- Key words:Writing, reading, phonics, international awareness, on-going method
- Learner English level:Beginner
- Learner maturity:Grade 5 Elementary School and up
- Preparation time:15 minutes per class
- Activity time:45-minute class, unlimited times
- Materials:Construction paper, a color photo of each student, world map, country-specific realia such as drums, shells, music, videos, money, clothing, etc.
The PET Program (Passport English Teaching) is an on-going method I used for two years to teach writing, reading, and phonics in Elementary School, wherein 'visits' to various countries motivated students to read, write and speak English like playing with their favorite pet.
Step 1:Make a mock passport to introduce the PET Program.
Step 2:Print a color photo of each student (the homeroom teacher should assist with this task).
Step 3:Pre-cut blue construction paper for the outside, white paper for the inside, and three templates for each student's passport:
- The word “Passport” for the cover.
- A template with "Name:____ Birthday: _____ Age:____ " for the inside page 1.
- A template with "Country, capital, population, famous places, famous people", etc.
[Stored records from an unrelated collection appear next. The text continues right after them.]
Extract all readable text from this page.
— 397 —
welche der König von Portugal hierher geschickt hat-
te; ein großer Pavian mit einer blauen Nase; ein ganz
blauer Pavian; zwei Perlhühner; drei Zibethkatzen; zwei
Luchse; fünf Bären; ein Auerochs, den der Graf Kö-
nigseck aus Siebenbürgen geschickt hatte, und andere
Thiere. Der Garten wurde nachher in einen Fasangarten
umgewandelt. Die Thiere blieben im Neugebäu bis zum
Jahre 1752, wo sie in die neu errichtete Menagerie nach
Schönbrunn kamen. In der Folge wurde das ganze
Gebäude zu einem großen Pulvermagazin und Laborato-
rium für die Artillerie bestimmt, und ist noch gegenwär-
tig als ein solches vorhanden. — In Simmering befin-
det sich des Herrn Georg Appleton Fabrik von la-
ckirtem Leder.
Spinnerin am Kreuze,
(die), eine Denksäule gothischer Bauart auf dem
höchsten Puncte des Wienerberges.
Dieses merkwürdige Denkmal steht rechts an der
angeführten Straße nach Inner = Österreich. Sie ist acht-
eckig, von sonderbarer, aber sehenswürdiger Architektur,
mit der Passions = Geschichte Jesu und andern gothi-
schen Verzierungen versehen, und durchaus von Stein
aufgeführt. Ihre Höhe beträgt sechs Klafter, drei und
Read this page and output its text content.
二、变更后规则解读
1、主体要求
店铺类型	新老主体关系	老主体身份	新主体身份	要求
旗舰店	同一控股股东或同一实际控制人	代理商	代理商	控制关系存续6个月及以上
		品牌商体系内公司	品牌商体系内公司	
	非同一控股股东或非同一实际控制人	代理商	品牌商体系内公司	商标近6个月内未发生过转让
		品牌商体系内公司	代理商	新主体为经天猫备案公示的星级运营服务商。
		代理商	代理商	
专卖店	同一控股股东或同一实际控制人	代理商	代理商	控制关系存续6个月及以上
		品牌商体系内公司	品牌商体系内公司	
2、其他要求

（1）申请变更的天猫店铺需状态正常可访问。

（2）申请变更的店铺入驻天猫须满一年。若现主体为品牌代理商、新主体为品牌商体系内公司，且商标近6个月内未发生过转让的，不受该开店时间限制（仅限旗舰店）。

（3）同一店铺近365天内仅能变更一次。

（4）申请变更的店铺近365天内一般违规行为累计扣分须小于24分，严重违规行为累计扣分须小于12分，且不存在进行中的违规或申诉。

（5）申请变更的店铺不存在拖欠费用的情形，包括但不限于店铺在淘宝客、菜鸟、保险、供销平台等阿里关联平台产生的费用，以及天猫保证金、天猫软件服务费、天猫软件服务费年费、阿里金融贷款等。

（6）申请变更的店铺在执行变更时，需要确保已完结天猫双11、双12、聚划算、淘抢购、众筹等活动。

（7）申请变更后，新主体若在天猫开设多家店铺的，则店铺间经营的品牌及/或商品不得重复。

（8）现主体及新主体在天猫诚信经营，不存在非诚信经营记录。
Give students one of these templates in each PET class to write on, then glue into their passports. (See photos in Appendix)
Step 1:Here is a suggestion for introducing the PET Program:
- Put up a World Map and ask who has their own passport, and which countries they have been to.
- Show them your country, the countries you have visited, and the ones you want to visit.
- Then show them a PET passport, and tell them that they will make their own and 'visit' countries all around the world.
- Spend the first class making passports. Provide the photos, pre-cut construction paper, first two templates, and 10 white pages (folded in half and stapled when finished). Making the passports usually takes most of one 45-minute class. You can do the classic "Show me your passport please..." dialog to finish the first class. Don’t forget to collect the passports after each class!
Step 2:Before the nextclass, choose a country to visit and print pictures to go along with the information you will teach. (Wikipedia and Google Images are almost all I ever use.)
Step 3:In class, circle the country you will visit on the world map with a marker, then hand out their passports and the country templates.
Step 4:Before writing each word on the board, remember to ask students how to spell them, thereby eliciting phonics awareness. As they copy the words, show your pictures and realia.
Step 5:Design conversations to go along with the words you teach from each country. Here is an example that worked very well, in a class about Peru and its famous places. I told my students that (A) is a Japanese person, and (B) is from Peru. I used a 4-beat rhythm so they learned it as a chant, and after practicing many times, they did it in pairs with no beats. I was very pleased to hear snippets repeated in the halls the following week!
A) Hello, how are you?
B) Great, where are you from?
A) I’m from Japan.
B) Where are you going?
A) I’m going to Machu Picchu.
B) It’s very beautiful.
A) Thank you, goodbye.
B) OK, see you.
Once you have visited three or four countries and the students have therefore written 20 or 30 words, you can play the following writing game:
- In teams, one student from each team approaches the board holding their passport.
- Say a word and have the students write it on the board. Giving hints is helpful: “On the Canada page, Niagara.”
- The scoring method I use was: fastest writer = two points, neatest writer = two points, correct spelling = one point.
Teaching students about 25 countries was great, but the best part was when, in our final class, I returned their passports for the last time. I shook their hands and sent them on their way to Junior High School, with writing, reading and phonics skills, as well as international awareness.